Masúri, though striking enough, is by no means a picturesque place. It wants the magnificent deodar and other trees of the Simla ridge, and, except from the extreme end of the settlement, it has no view of the Snowy Mountains, though it affords a splendid outlook over the Dehra Doon, the Sewaliks, and the Indian plains beyond. The "Himálayan Hotel" there is the best hotel I have met with in India; and there are also a club-house and a good subscription reading-room and library. Not a few of its English inhabitants live there all the year round, in houses many of which are placed in little shelves scooped out of the precipitous sides of the mountain. The ridges on which it rests afford only about five miles of riding-paths in all, and no table-land. Its height is about 7000 feet-almost all the houses being between 6400 and 7200 feet above the level of the sea. But this insures a European climate; for on the southern face of the Himálaya the average yearly temperature of London is found at a height of about 8000 feet. The chief recommendation of Masúri is its equality of temperature, both from summer to winter and from day to night; and in most other respects its disadvantages are rather glaring. In April I found the thermometer in a shaded place in the open air ranged from 60° Fahr. at daybreak to 71° between two and three o'clock in the afternoon; and the rise and fall of the mercury were very gradual and regular indeed, though there was a good deal of rain. The coldest month is January, which has a mean temperature of about 42° 45'; and the hottest is July, which has 67° 35'. The transition to the rainy season appears to make very little difference; but while

the months of October and November are delightful, with a clear and serene sky, and an average temperature of 54°, the rainy season must be horrible, exposed as Masúri is, without an intervening rock or tree, to the full force of the Indian south-west monsoon. The Baron Carl Hügel mentions that when he was there in 1835, the rain lasted for eighty-five days, with an intermission of only a few hours. It cannot always be so bad as that at Masúri in summer, but still the place must be exceedingly wet, cold, and disagreeable during the period of the monsoon; and it is no wonder that, at such a season, the residents of the Dehra Doon much prefer their warmer and more protected little valley below.
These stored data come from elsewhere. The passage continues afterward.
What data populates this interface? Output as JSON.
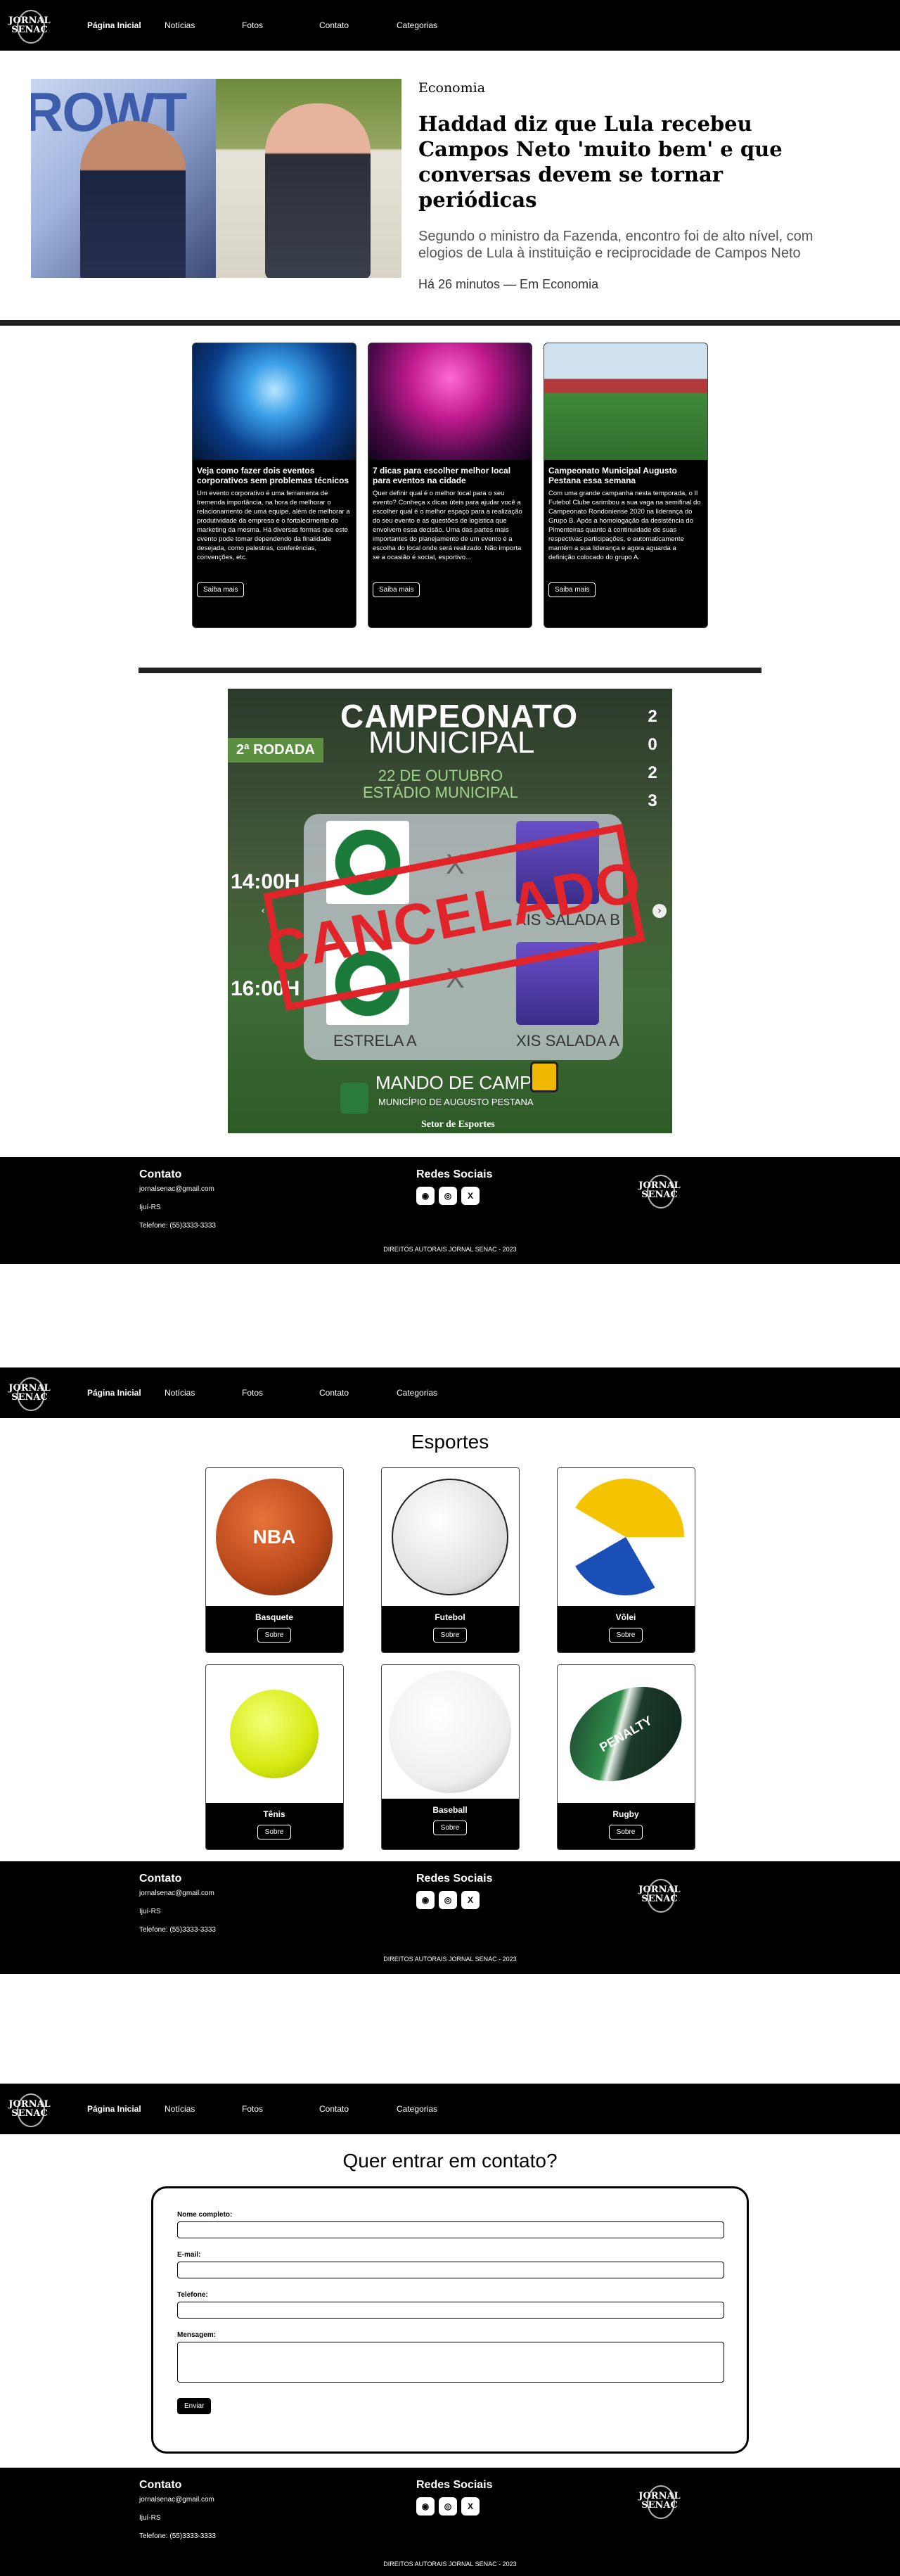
{
  "brand": {
    "logo_line1": "JORNAL",
    "logo_line2": "SENAC"
  },
  "nav": {
    "items": [
      "Página Inicial",
      "Notícias",
      "Fotos",
      "Contato",
      "Categorias"
    ]
  },
  "home": {
    "hero": {
      "image_word": "ROWT",
      "category": "Economia",
      "title": "Haddad diz que Lula recebeu Campos Neto 'muito bem' e que conversas devem se tornar periódicas",
      "subtitle": "Segundo o ministro da Fazenda, encontro foi de alto nível, com elogios de Lula à instituição e reciprocidade de Campos Neto",
      "time": "Há 26 minutos — Em Economia"
    },
    "cards": [
      {
        "title": "Veja como fazer dois eventos corporativos sem problemas técnicos",
        "text": "Um evento corporativo é uma ferramenta de tremenda importância, na hora de melhorar o relacionamento de uma equipe, além de melhorar a produtividade da empresa e o fortalecimento do marketing da mesma. Há diversas formas que este evento pode tomar dependendo da finalidade desejada, como palestras, conferências, convenções, etc.",
        "button": "Saiba mais"
      },
      {
        "title": "7 dicas para escolher melhor local para eventos na cidade",
        "text": "Quer definir qual é o melhor local para o seu evento? Conheça x dicas úteis para ajudar você a escolher qual é o melhor espaço para a realização do seu evento e as questões de logística que envolvem essa decisão. Uma das partes mais importantes do planejamento de um evento é a escolha do local onde será realizado. Não importa se a ocasião é social, esportivo...",
        "button": "Saiba mais"
      },
      {
        "title": "Campeonato Municipal Augusto Pestana essa semana",
        "text": "Com uma grande campanha nesta temporada, o Il Futebol Clube carimbou a sua vaga na semifinal do Campeonato Rondoniense 2020 na liderança do Grupo B. Após a homologação da desistência do Pimenteiras quanto à continuidade de suas respectivas participações, e automaticamente mantém a sua liderança e agora aguarda a definição colocado do grupo A.",
        "button": "Saiba mais"
      }
    ],
    "poster": {
      "title_line1": "CAMPEONATO",
      "title_line2": "MUNICIPAL",
      "date": "22 DE OUTUBRO",
      "venue": "ESTÁDIO MUNICIPAL",
      "year": "2 0 2 3",
      "round": "2ª RODADA",
      "time1": "14:00H",
      "time2": "16:00H",
      "team_x": "X",
      "team_b1": "XIS SALADA B",
      "team_a_label": "ESTRELA A",
      "team_a2": "XIS SALADA A",
      "stamp": "CANCELADO",
      "mando": "MANDO DE CAMPO:",
      "org": "MUNICÍPIO DE AUGUSTO PESTANA",
      "setor": "Setor de Esportes",
      "prev": "‹",
      "next": "›"
    }
  },
  "footer": {
    "contato_title": "Contato",
    "email": "jornalsenac@gmail.com",
    "city": "Ijuí-RS",
    "phone": "Telefone: (55)3333-3333",
    "redes_title": "Redes Sociais",
    "icons": [
      "whatsapp-icon",
      "instagram-icon",
      "x-icon"
    ],
    "icon_glyphs": [
      "◉",
      "◎",
      "X"
    ],
    "copyright": "DIREITOS AUTORAIS JORNAL SENAC - 2023"
  },
  "sports": {
    "title": "Esportes",
    "items": [
      {
        "name": "Basquete",
        "button": "Sobre",
        "ball_label": "NBA"
      },
      {
        "name": "Futebol",
        "button": "Sobre",
        "ball_label": ""
      },
      {
        "name": "Vôlei",
        "button": "Sobre",
        "ball_label": ""
      },
      {
        "name": "Tênis",
        "button": "Sobre",
        "ball_label": ""
      },
      {
        "name": "Baseball",
        "button": "Sobre",
        "ball_label": ""
      },
      {
        "name": "Rugby",
        "button": "Sobre",
        "ball_label": "PENALTY"
      }
    ]
  },
  "contact": {
    "title": "Quer entrar em contato?",
    "name_label": "Nome completo:",
    "email_label": "E-mail:",
    "phone_label": "Telefone:",
    "message_label": "Mensagem:",
    "send": "Enviar"
  }
}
Notwithstanding the attractions of the *Himálayan Hotel," I would recommend the visitors to Masúri to get out of it as soon as possible, and to follow the example of the American who said to me after fortyeight hours he could stand it no longer, and that he wanted to hear them panthers growling about my tent." The two great excursions from this place are to the Jumnotri and the Gangotri peaks, where the sacred rivers, Jumna and Ganges, may be said to take their rise respectively. These journeys involve tent-life, and the usual concomitants of Himálayan travel, but they are well worth making; for the southern side of the sunny Himálaya in this neighbourhood is grand indeed. It is only fifteen marches from Masúri to the glacier from which the Ganges is said to issue, though, in reality, a branch of it descends from much further up among the mountains; and these marches are quite easy except for nine miles near to the glacier, where there is "a very bad road over ladders, scaffolds, &c." It is of importance to the tourist to bear in mind that, in order to pursue his pleasure in the Himalaya, it is not necessary for him to descend from Masúri to the

burning plains. The hill-road to Simla I have already spoken of. There is also a direct route from Masúri to Wangtú Bridge, in the Sutlej valley, over the Burand Pass, which is 15,180 feet high, and involving only two marches on which there are no villages to afford supplies. This route to Wangtú Bridge is only fourteen marches, and that place is so near to Chini and the Indian Kailas, that the tourist might visit these latter in a few days from it, thus seeing some of the finest scenery in the snowy Himálaya; and he could afterwards proceed to Simla from Wangtú in eleven marches along the cut portion of the Hindústhan and Tibet road. There is another and still more interesting route from Masúri to the valley of the Sutlej over the Nila or Nilung Pass, and then down the wild Buspa valley; but that pass is an exceedingly difficult one, and is somewhere. about 18,000 feet high, so no one should attempt it without some previous experience of the high Himálaya; and it is quite impassable when the monsoon is raging, as indeed the Burand Pass may be said to be also. The neophyte may also do well to remember that tigers go up to the snow on the south side of the Himalaya; and that at the foot of Jumnotri and Gangotri peaks, besides "them panthers," and a tiger or two, he is likely enough to have snow-bears growling about his tent at night.

I had been unfortunate in not having obtained even a single glimpse of the snowy Himálaya from the plains, or from any point of my journey to Masúri, and I learned there that they were only visible in the early morning at that season. Accordingly I ascended one morning at daybreak to the neighbouring military station of Landaur, and there saw these giant mountains for the first time. Sir Alexander Burnes wrote in his Travels into Bokhara,' &c.-"I felt a nervous sensation of joy as I first gazed on the Himalaya."